Diet has considerable potential to optimise tolerance to conventional cancer therapies. Notably, there is evidence to suggest that patients who undergo conventional treatments without receiving nutritional support have higher complication rates.[1] 

Diet can be utilised to support optimal weight, specifically to prevent weight loss during treatment, to support bowel regularity, and to reduce pain such as headaches, arthralgia and mucositis.[2] There are several dietary patterns and specific nutrients associated with improved survival in cancer treatment.

A whole foods plant-based diet

When one looks across at the body of data as a whole, it is evident that a common denominator is a plant-based diet. Fruit, vegetables and certain components of plant foods, such as fibre and polyphenols, have a large body of data supporting a protective effect against cancer.[3] The impact of this general dietary pattern of a plant-based diet has also been studied in specific cancer patient populations. 

In women diagnosed with hormone-dependent cancers, such as breast cancer, and treated with chemotherapy, lowered oestrogen levels as evidenced by the presence of hot flashes (HF) is associated with an approximately 25-30% decreased risk for additional breast cancer events. 

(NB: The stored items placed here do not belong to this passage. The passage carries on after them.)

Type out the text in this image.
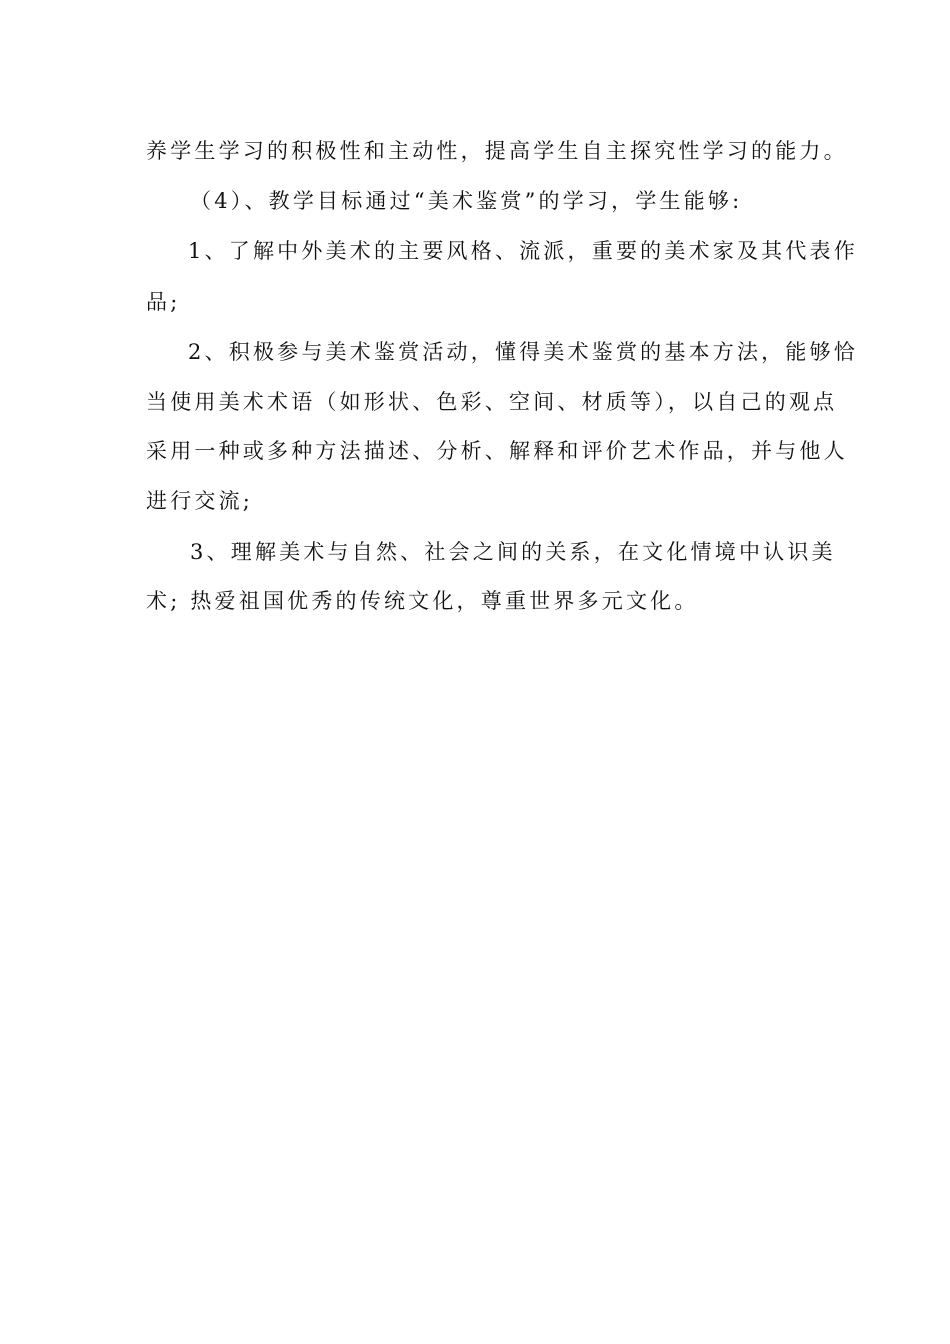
养学生学习的积极性和主动性，提高学生自主探究性学习的能力。
（4）、教学目标通过“美术鉴赏”的学习，学生能够:
1、了解中外美术的主要风格、流派，重要的美术家及其代表作
品;
2、积极参与美术鉴赏活动，懂得美术鉴赏的基本方法，能够恰
当使用美术术语（如形状、色彩、空间、材质等），以自己的观点
采用一种或多种方法描述、分析、解释和评价艺术作品，并与他人
进行交流;
3、理解美术与自然、社会之间的关系，在文化情境中认识美
术; 热爱祖国优秀的传统文化，尊重世界多元文化。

With this in mind, the oestrogen-lowering effect of a whole foods, vegetable-rich diet is especially relevant to this group of women. Specifically, changes in dietary patterns to either decrease energy from fat or to increase fibre intake can alter the enterohepatic recirculation of oestrogens, leading to lower circulating oestrogen concentrations. A low-fat/high-fibre diet can be expected to reduce serum estradiol by an average of 7.5%.[4] Although this effect is modest, if it persists over years this would have biological significance. 

The beneficial effect of fibre has been noted in clinical trials. For instance, women diagnosed with breast cancer who, within 12 months of their diagnosis, consume significant fibre (average consumption of 15.5g/day of insoluble dietary fibre) experience a 49% reduction in the likelihood of having elevated C-reactive protein (CRP) levels compared to those who consumed an average of 5.4g/day. This suggests an anti-inflammatory effect of fibre consumption which, in turn, improves treatment toleration and is associated with improved survival.[5]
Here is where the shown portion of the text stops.